The operation was the spark for the world's leading medical centers to advance their organ transplant programs, which came to overshadow the work of Dr. Lawler and his surgical team.
Who or what inspired you to write this book?
The 1950 transplant was part of family lore. I had always been curious about the operation led by my great-uncle, who graduated from DePaul in 1929 when he was almost 36.

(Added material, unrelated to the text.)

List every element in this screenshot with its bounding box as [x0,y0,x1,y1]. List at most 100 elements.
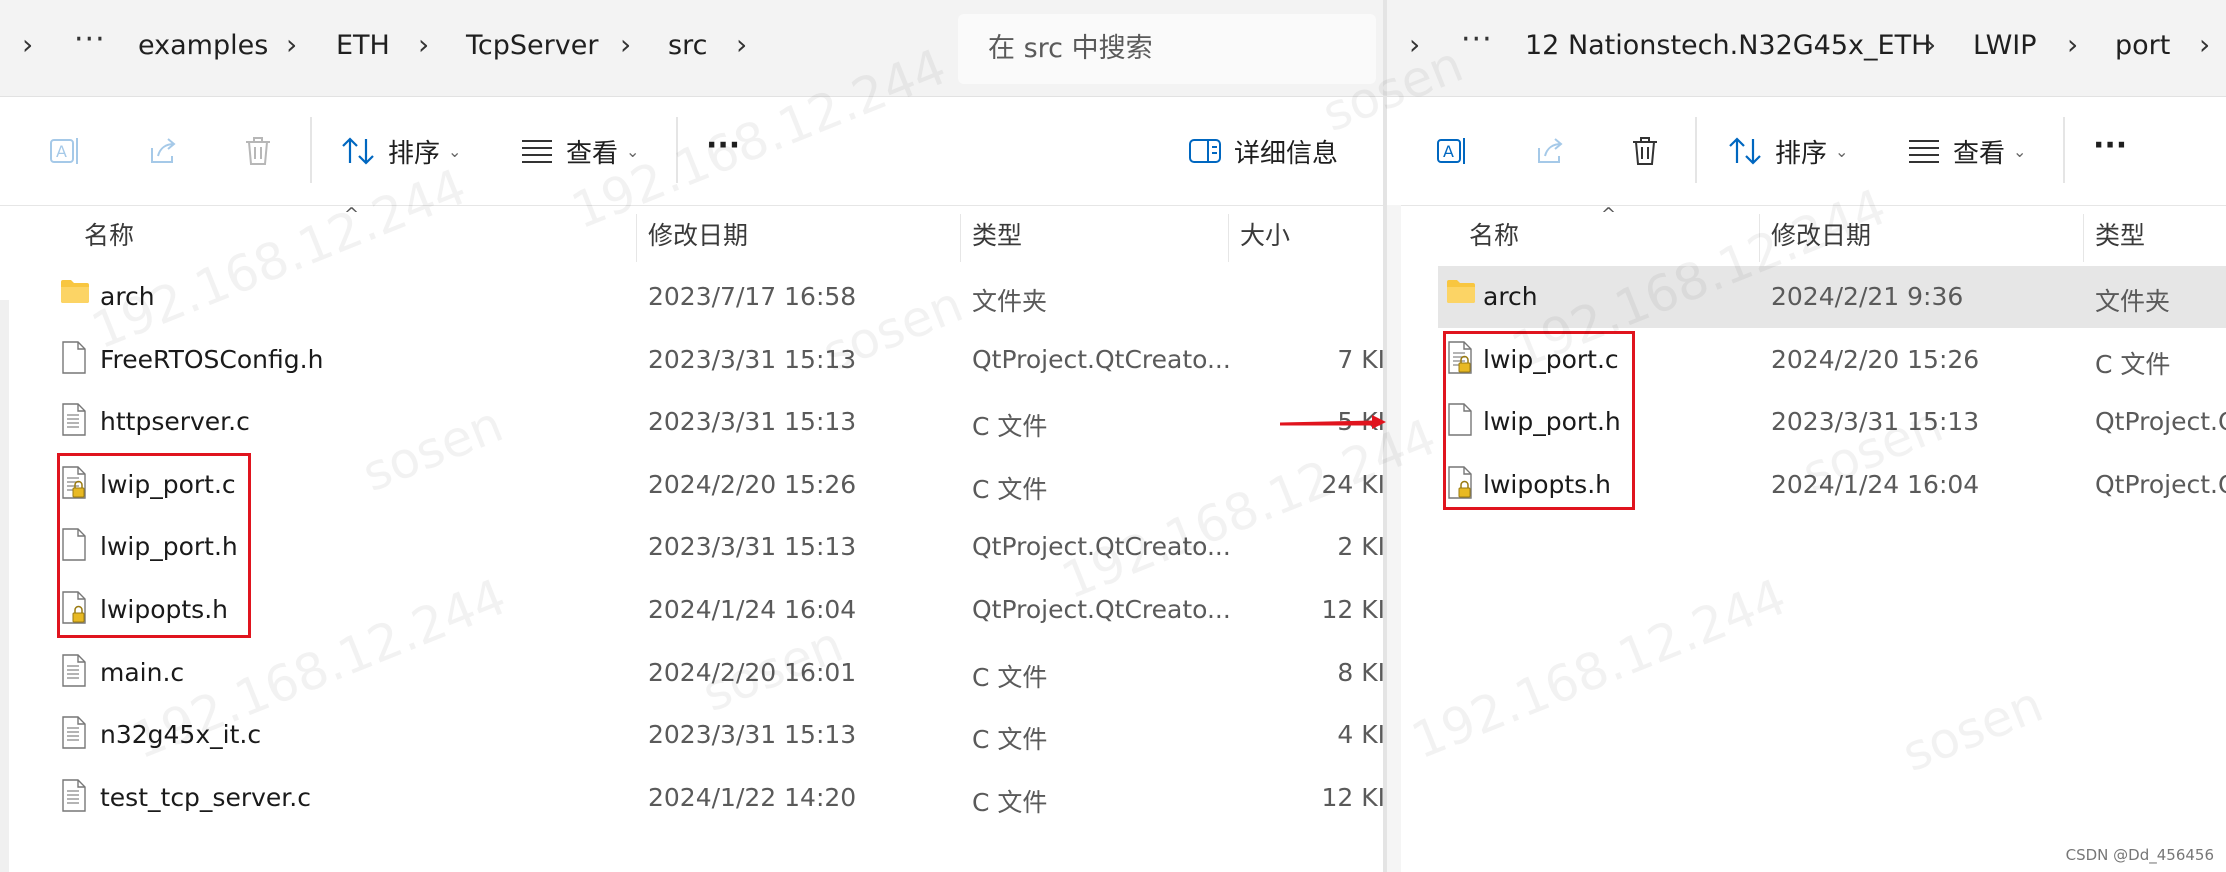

In 2018, I got curious enough about his operation to begin researching it. I drafted a proposal and pitched it to publishers. Unfortunately, I never got to know my great-uncle, who died in 1982. But I think he would have been proud to know that I teach at his alma mater.
What’s the most surprising thing you learned while writing this book?
I was surprised to learn of the criticism and professional ostracism Dr. Lawler faced after leading the transplant team. Some Catholic clergy condemned the operation, saying he was "playing God" or that his team "desecrated" the body of the deceased donor by removing one of her kidneys to implant into a 44-year-old woman. The clergy's criticism was ironic because the transplant took place in a Catholic hospital and was approved by the nun who ran it.
Some in the medical community were just as harsh. They condemned Dr. Lawler for performing the surgery before drugs to prevent organ rejection were developed.
But time heals all wounds. In 1970, he was nominated for the Nobel Prize in Physiology or Medicine. He didn't win, but his reputation was redeemed over time.
Persuade someone to read your book in less than 50 words:
It's an underdog story about a maverick medical pioneer. By performing the world's first human organ transplant in 1950 at a Catholic community hospital in suburban Chicago, Richard Lawler beat the major medical centers in Boston and Paris. But he flew into controversy, not glory.
About the author:
Edmund Lawler is adjunct faculty in the Department of Journalism. A journalist by trade, he began teaching journalism part time at DePaul in 1993. From 1996 to 2006, he was full-time faculty as a senior journalism instructor and faculty advisor to The DePaulia. He managed the university's internal communications from 2006 to 2013 and continued to teach as an adjunct. He has written five previous books and co-authored a sixth.